After I got the thesaurus thesaurus found in about 8000 + words, including many repeat, there are many with a header contains Off
Department of the word;
What is the first word that contains it? Look at the following example:
We know that after reading the sensitive word in the DFA algorithm if this is the case:
Word 1: "ab" word 2: "abc"
After reading the "ab" this sensitive word will no longer be overwritten abc, and we need the game to be a sensitive word
Other characters not in operation (e.g., *) in place of the word in the sentence rather sensitive if it is determined that the sentence containing the word sensitive, can not be made
Out.
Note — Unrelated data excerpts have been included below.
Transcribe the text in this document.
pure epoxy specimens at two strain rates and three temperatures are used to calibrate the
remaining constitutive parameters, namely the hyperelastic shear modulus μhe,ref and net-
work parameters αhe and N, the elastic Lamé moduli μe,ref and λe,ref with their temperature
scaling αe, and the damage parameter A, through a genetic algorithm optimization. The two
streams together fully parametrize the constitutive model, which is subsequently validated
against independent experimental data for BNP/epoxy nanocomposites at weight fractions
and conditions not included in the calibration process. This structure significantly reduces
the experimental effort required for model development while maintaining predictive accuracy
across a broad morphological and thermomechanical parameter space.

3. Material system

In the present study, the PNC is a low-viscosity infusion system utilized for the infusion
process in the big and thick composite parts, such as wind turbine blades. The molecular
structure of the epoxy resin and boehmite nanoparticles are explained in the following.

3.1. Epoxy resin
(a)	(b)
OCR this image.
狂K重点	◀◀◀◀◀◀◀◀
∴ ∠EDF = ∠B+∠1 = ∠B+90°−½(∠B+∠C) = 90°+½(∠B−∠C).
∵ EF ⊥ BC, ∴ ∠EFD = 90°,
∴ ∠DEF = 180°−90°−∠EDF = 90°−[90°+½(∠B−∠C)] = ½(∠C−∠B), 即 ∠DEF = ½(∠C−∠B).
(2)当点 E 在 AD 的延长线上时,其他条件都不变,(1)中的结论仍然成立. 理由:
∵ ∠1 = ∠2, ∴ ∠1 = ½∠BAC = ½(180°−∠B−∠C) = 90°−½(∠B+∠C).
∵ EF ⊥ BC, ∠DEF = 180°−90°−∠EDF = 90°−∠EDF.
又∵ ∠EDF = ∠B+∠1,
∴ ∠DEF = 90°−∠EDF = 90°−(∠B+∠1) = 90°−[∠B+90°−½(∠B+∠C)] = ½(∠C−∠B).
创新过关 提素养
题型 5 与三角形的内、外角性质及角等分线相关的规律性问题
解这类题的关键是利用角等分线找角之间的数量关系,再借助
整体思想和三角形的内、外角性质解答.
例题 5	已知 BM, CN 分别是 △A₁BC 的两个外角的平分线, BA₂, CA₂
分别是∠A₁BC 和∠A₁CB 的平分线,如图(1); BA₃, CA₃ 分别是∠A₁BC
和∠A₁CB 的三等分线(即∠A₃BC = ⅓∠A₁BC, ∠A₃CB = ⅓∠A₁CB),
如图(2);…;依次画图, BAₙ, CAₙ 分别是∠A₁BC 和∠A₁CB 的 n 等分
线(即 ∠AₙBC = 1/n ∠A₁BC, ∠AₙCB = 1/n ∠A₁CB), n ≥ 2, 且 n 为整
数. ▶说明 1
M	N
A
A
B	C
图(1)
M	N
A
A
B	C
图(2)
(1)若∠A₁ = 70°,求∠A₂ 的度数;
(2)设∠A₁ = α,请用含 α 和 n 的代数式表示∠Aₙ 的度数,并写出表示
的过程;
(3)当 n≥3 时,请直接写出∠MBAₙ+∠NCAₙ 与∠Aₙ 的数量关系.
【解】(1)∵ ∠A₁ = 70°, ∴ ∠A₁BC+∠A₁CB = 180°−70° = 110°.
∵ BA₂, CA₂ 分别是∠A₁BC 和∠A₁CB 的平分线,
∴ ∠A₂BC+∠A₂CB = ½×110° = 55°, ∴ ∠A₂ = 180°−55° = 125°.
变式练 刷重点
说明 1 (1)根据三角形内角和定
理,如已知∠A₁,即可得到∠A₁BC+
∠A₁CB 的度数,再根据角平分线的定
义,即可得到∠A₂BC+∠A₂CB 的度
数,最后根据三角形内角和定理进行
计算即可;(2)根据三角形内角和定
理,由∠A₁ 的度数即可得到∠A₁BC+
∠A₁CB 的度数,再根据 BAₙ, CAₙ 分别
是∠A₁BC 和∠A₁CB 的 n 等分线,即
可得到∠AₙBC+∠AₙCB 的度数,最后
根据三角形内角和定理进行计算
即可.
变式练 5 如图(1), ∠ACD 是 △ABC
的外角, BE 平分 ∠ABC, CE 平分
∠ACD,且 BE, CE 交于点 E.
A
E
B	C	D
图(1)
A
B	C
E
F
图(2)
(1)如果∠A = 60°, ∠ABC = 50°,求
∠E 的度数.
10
So, if "ab" is already a sensitive word, "abc" there is no need to appear in the lexicon sensitive so I need to be sensitive
Thesaurus
1. The same word, leaving only a
2. Delete the header contains other sensitive words of sensitive words
But the existing sensitive thesaurus has 8000+ words I can not find one, so I thought of using the existing lua io
The original library file for processing sensitive thesaurus so you can save a lot of time code is as follows
function local getNewWord () local wordsDataInput = {} local wordsDataOutput = {} - read files - Read-only file local file_input = io.open ( " sensitive_words_input.txt " , " R & lt " ) - Set the default input file test.lua io.input (file_input) - row to read the file local string_l = file_input: read ( " * L " ) the while (string_l ~ = nil ) do table.insert(wordsDataInput, string_l) string_l = file_input: the Read ( " * L " ) End io.close (file_input) - written to the file - for writing only to open the file local file_output = io.open ( " sensitive_words.txt " , " A " ) - set the default output file io.output (file_output) - data processing - if header contains local function ifIsHeadInTable (STR) for I = . 1 , #wordsDataInput do localstartIndex, endIndex = to string.find has (wordsDataInput [I], STR) IF startIndex ~ = nil and endIndex ~ = nil the then - if the index is a find head, tail length of the string index may not be identified as the relationship between the head comprising iF startIndex == . 1 and endIndex ~ = string.len (wordsDataInput [I]) the then wordsDataInput [I] = " \ n- " End End End End - whether the same local function isHasSameInTable (STR) iF Not wordsDataOutput or not next(wordsDataOutput) then return false end for key, value in ipairs(wordsDataOutput) do if value == str then return true end end return false end -- 先剔除头包含 for key, value in pairs(wordsDataInput) do ifIsHeadInTable(value) end -- 再剔除相同的 for key, value in ipairs(wordsDataInput) do if not isHasSameInTable(value) then table.insert(wordsDataOutput, value) end end for index, word in pairs(wordsDataOutput) do io.write(word.."\n") end io.close(file_output) end
After the operation less full 4000 word document, almost 35kb, thesaurus space and time needed to load so greatly reduced. However, to note that the operation of the lua files are in UTF-8 encoding, if it is other encoded files can not be used.